Today, if a Republican governor sent a party member to replace a deceased Democrat, it’s hard to imagine Mitch McConnell — or any Republican leader — agreeing to let Democrats keep the power to organize the Senate. And to put a bipartisan spin on the question: when Jeffords left the GOP in 2001 and announced he’d align with the Democratic caucus, did Daschle decline the chance for his party to become the majority?
It’s this combination of an evenly divided Senate and the scorched-earth nature of today’s political battles that makes this exercise more than just morbid speculation.
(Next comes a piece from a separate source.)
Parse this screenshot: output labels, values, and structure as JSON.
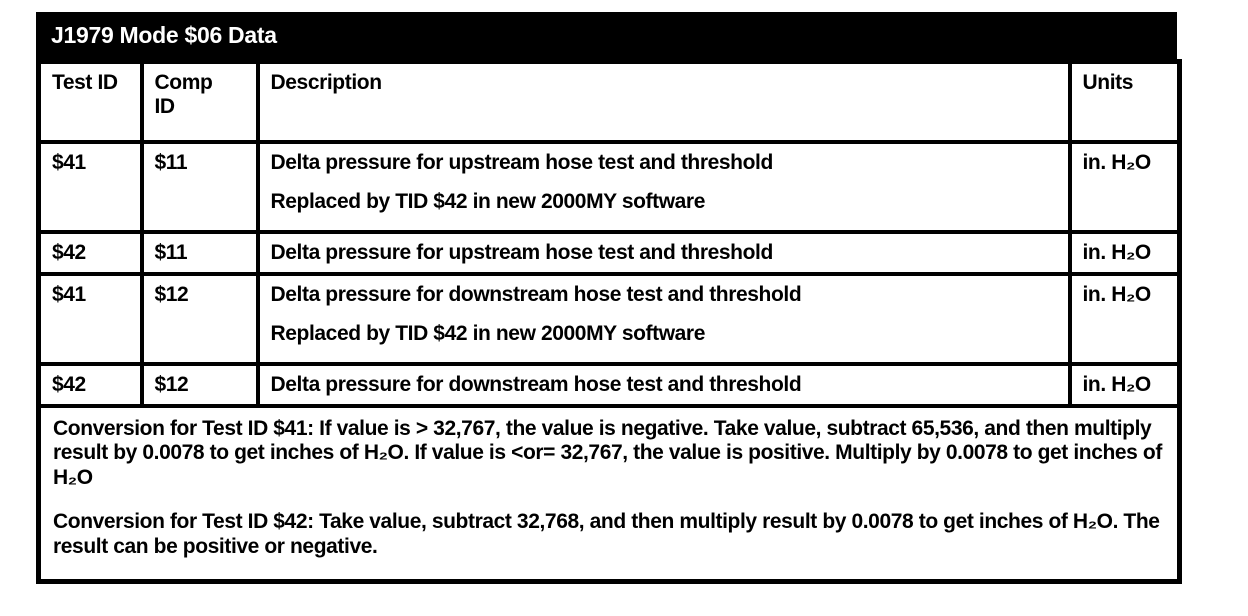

Governors have been choosing members of their own party to replace senators of the other party for decades. (It even happens in national tragedies: When the Democratic icon Robert Kennedy was assassinated in 1968, the Republican New York Governor, Nelson Rockefeller, replaced him with a Republican, Charles Goodell.) In more than 200 cases going back more than 100 years, governors have named a replacement from the other party just three times.
Now, however, with the Senate majority hanging by the thinnest of threads, that traditional gubernatorial power looms as a potentially fatal blow to Democratic control over the next year. (Faced with a potential shift of power that a sudden Senate vacancy would trigger, would McConnell emulate Lyndon Johnson and stay his hand, permitting Democrats to retain organizational control over the Senate? It’s possible, but is there anything in his past that suggests McConnell would decline to grasp another lever of power?)
One postscript: this threat to Democratic dominance of the Senate is not the most extreme possibility. The 25th Amendment details how our system deals with a president unable to discharge the duties of the office: the vice president and a majority of the Cabinet can make such a finding, and in that case, the vice president would temporarily assume the duties of the office.
But what happens if a vice president becomes unable to perform the duties of the office? If she or he falls ill, or is severely injured, there’s no mechanism to off-load the job to anyone else — which means that in a 50-50 Senate, there’d be no one to break a tie. (If this seems beyond the pale, remember that we learned just this week that Harris was inside Democratic National Committee headquarters as an undiscovered bomb was lying outside the building on Jan. 6, 2021.)
Is there anything remotely comforting about such thoughts? Well, it makes worries over Joe Manchin’s possible defection a lot easier to contemplate.